Looking back, I should have known that something was wrong when I bit into the food and the sun touched my skin.

But I had passed the second day exactly as the first, unaware of the impossibility of my circumstance.

"What a retard," I snarled.

Three days it had taken me to understand what had transpired?

I addressed the window. The iron cage of the Alliance of the Ten Clans' basement was gone. Instead, the room was filled with the sun's light, warm and golden, sweeping over the wooden floor.

A gentle warmth spread through me—not from the sun alone, but from the realization that I was back in the most joyful period of my life, taken from a life utterly destroyed.

I didn't know why, I didn't see the mechanism, but it felt genuine.

No, it must be genuine.

I held on to that, anchoring myself in the solid reality of my own body, in the feeling of heat in my fingers, the pounding of my heart.

And yet, questions came rushing in my head.

Now that I'm back in the past… what do I do? What do I think?

I had to foresee the key things of the future, recall them, alter what I could—but the torrent of thoughts never ended. Thousands of choices brewed like a tempest, on the verge of engulfing me.

Then a call came from outside the door.

"-Young master."

I stood stock-still, forgetting my train of thought completely.

"-The Lord of the house will come presently."

Goosebumps marched down my backbone. I had been so absorbed in the numbness of the last three days that I hadn't even thought of this.

"Father is coming…" I whispered to myself, and a tight band of worry constricted in my chest.

My father, who had probably gone out of the clan for employment, would come home today. Barely days had passed in this reality, but to me, this was the first meeting in decades and decades.

My head already pounded, not with happiness, but with terror.

It wasn't anticipation that filled me upon thinking about seeing him—it was terror.

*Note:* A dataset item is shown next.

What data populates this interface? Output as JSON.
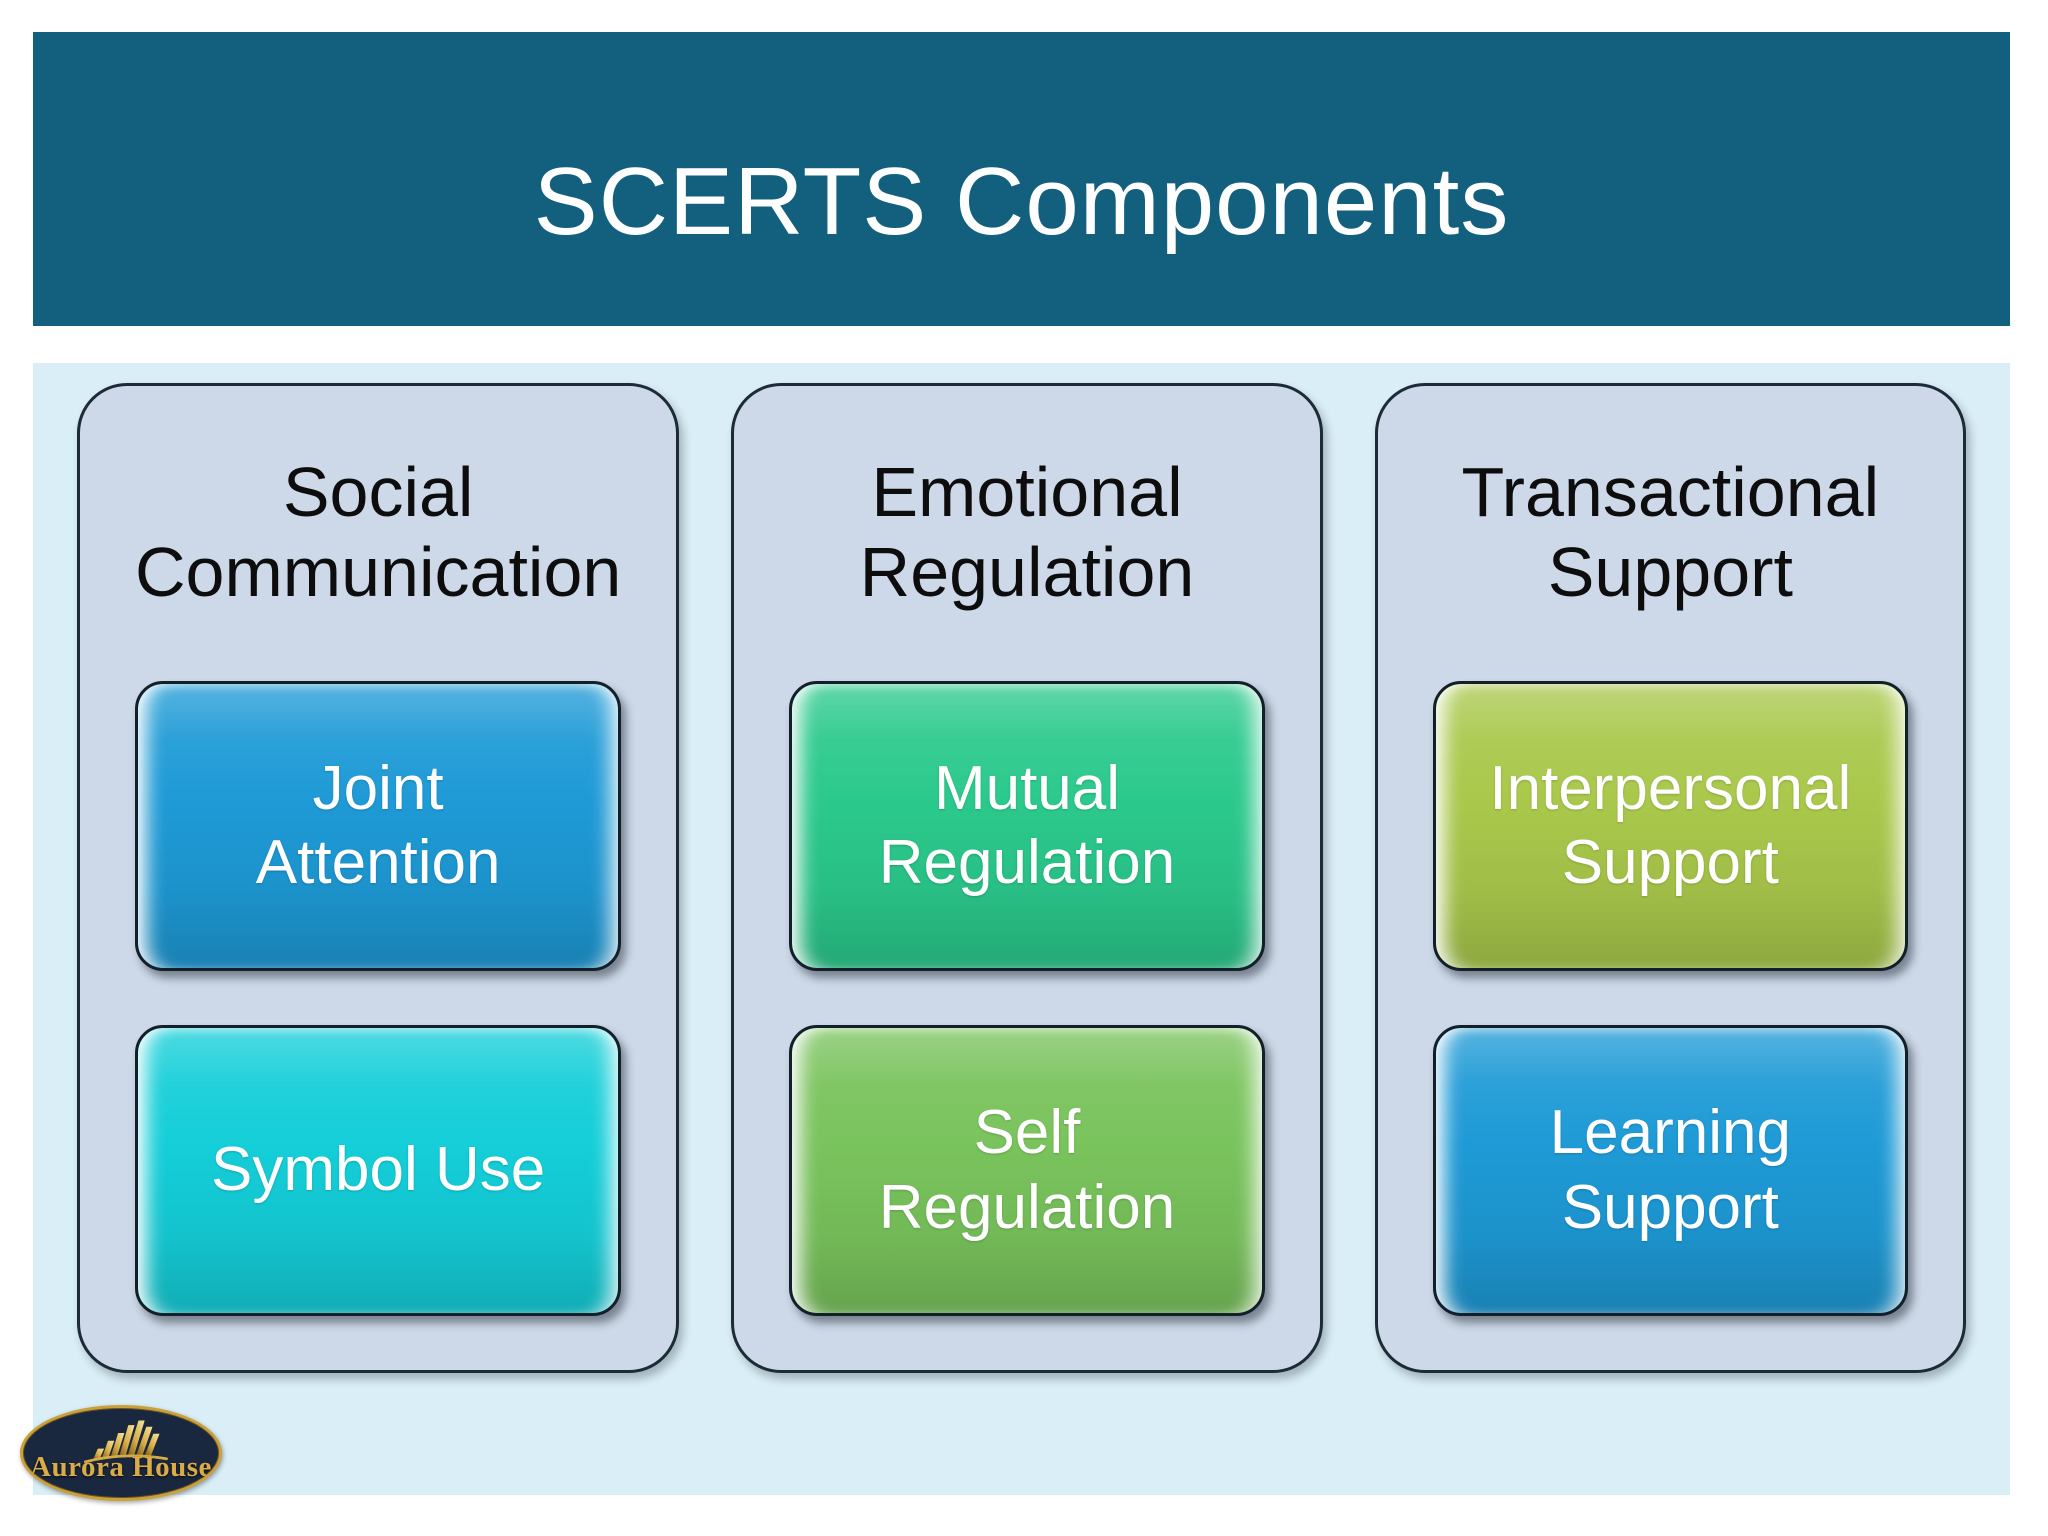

His icy, blue eyes and my former sharp, biting words still lingered in my mind, carved into memory.

How long will you carry on like that? Do you plan on staying a family embarrassment till death?

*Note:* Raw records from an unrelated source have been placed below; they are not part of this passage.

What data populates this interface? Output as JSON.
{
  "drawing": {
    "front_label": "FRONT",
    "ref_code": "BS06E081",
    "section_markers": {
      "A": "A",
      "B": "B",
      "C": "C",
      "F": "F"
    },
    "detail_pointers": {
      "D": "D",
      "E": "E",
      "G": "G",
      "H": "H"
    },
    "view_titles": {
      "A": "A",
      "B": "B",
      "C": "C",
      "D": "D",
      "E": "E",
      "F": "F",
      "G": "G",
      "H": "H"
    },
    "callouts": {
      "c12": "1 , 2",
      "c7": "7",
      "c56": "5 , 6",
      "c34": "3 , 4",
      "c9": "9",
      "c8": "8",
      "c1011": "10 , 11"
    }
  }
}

Those words seared me, and although I had earned them, to know them didn't lessen their bite. They had formed me, marred me, and still, they dominated my heart.

And after all that had transpired, I knew with a keenness that lanced deep:

I was still in fear of my father.

"-Young master?"

The servant's patient but urgent voice summoned me again from the doorway.

I'll be outside once I've prepared. How many minutes have I got left?" I asked, voice shaking slightly.